Everyone understands and opposes wasteful spending. From childhood, most of us were taught to clean our plates and not waste food. Why shouldn't the same apply to government spending?

Citizens Against Government Waste (CAGW) will soon publish its annual "Pig Book,'' a compilation of what it sees as wasteful and unnecessary spending. If government has fewer programs on which to spend our money, it will need less money.

CAGW has calculated that if all of its recommendations are implemented, taxpayers would save a staggering $1.2 trillion over the next five years, an amount approximating President Bush's proposed $1.6 trillion tax cut.

First, some little things. A 1996 Farm Bill gave farmers the freedom to grow almost anything except peanuts, according to the CAGW Web site. "Only farmers who own or lease a production quota can legally grow peanuts to be sold for edible use,'' CAGW says. The government supports peanut prices with $610 per ton of our money, compared to the world price of $350 per ton, creating a domestic peanut price 74.3 percent higher than the world market price. This is really a peanut tax costing American consumers as much as $500 million annually.

In 1997, President Clinton announced the America Reads program to combat illiteracy. The program recruits work-study college students to help children read by the end of third grade. It costs $260 million a year but has had a small response. There are already 14 other literacy programs (not to mention those within our subsidized public schools), costing taxpayers $8 billion, says CAGW. That's reason enough to eliminate America Reads.

Now for some bigger things. Why should the American steel industry continue to receive $500 million a year in subsidies through a program inaugurated in 1979¿ In addition, the protectionist policies of the government force consumers to pay billions in inflated costs. The steel industry has effectively shut out foreign competition.

The Economic Development Administration (EDA) should be scrapped. Begun in 1965 to generate new jobs and stimulate growth in economically distressed areas, many of those cities-- such as Raleigh-Durham and Fort Worth -- now have unemployment figures below the national average. CAGW says that one of the more outrageous grants ($500,000) in 1995 went "to help the NFL's Carolina Panthers build a practice facility at the private Wofford College in Spartanburg, S.C. -- a city located in what the local newspaper has called 'the most economically booming county in the state.'''

Multi-million dollar payments continue to subsidize U.S. companies like Burger King, Dole, Purina and Sunkist to expand their market share overseas. There is no evidence that the Market Access Program works. Why should taxpayers pay expenses for commercial companies? If eliminated, the estimated savings, according to CAGW: $348 million over five years.

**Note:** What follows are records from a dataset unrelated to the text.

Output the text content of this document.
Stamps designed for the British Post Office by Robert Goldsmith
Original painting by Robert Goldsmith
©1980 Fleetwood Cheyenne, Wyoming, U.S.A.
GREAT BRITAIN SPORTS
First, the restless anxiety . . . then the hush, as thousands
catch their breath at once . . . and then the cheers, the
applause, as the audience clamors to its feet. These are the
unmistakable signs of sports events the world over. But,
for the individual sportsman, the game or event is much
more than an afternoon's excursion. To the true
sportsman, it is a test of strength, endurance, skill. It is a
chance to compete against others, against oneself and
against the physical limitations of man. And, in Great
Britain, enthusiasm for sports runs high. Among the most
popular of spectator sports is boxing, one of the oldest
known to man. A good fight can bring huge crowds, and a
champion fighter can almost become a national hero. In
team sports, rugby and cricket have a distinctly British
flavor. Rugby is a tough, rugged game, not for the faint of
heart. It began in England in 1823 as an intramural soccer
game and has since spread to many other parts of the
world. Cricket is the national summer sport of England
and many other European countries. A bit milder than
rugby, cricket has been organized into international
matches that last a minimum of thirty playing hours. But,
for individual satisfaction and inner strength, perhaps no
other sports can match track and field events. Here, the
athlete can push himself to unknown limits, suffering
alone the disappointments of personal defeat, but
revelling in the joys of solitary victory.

The Rural Utilities Service continues to subsidize telephone and electrical services in such "depressed'' areas as Vail, Colo., Hilton Head, S.C., and Potomac, Md., where the rich live and play. The initial mission of this agency was to assist the nation's rural areas with the development of utility infrastructure. This mission has been accomplished but, like so many government programs, success (or failure) does not mean a program will end.

Many energy programs could be privatized, including the Tennessee Valley Authority, saving $2.5 billion over five years. The power marketing administrations, established in the 1930s to provide remote areas of the country with access to electricity, which is sold at below market rates with the government paying the difference, should be scrapped. As we have seen in California, such an approach upsets the laws of supply and demand, sometimes leading to energy crises and reducing incentives for customers to use electricity wisely.

There are scores of other examples of wasteful or unneeded spending that could be slashed. They are available on the CAGW Web page (http://www.govt-waste.org/). A tax cut will go down easier with voters (though less with politicians who have constituencies for all of this spending) if the government beast is put on a diet.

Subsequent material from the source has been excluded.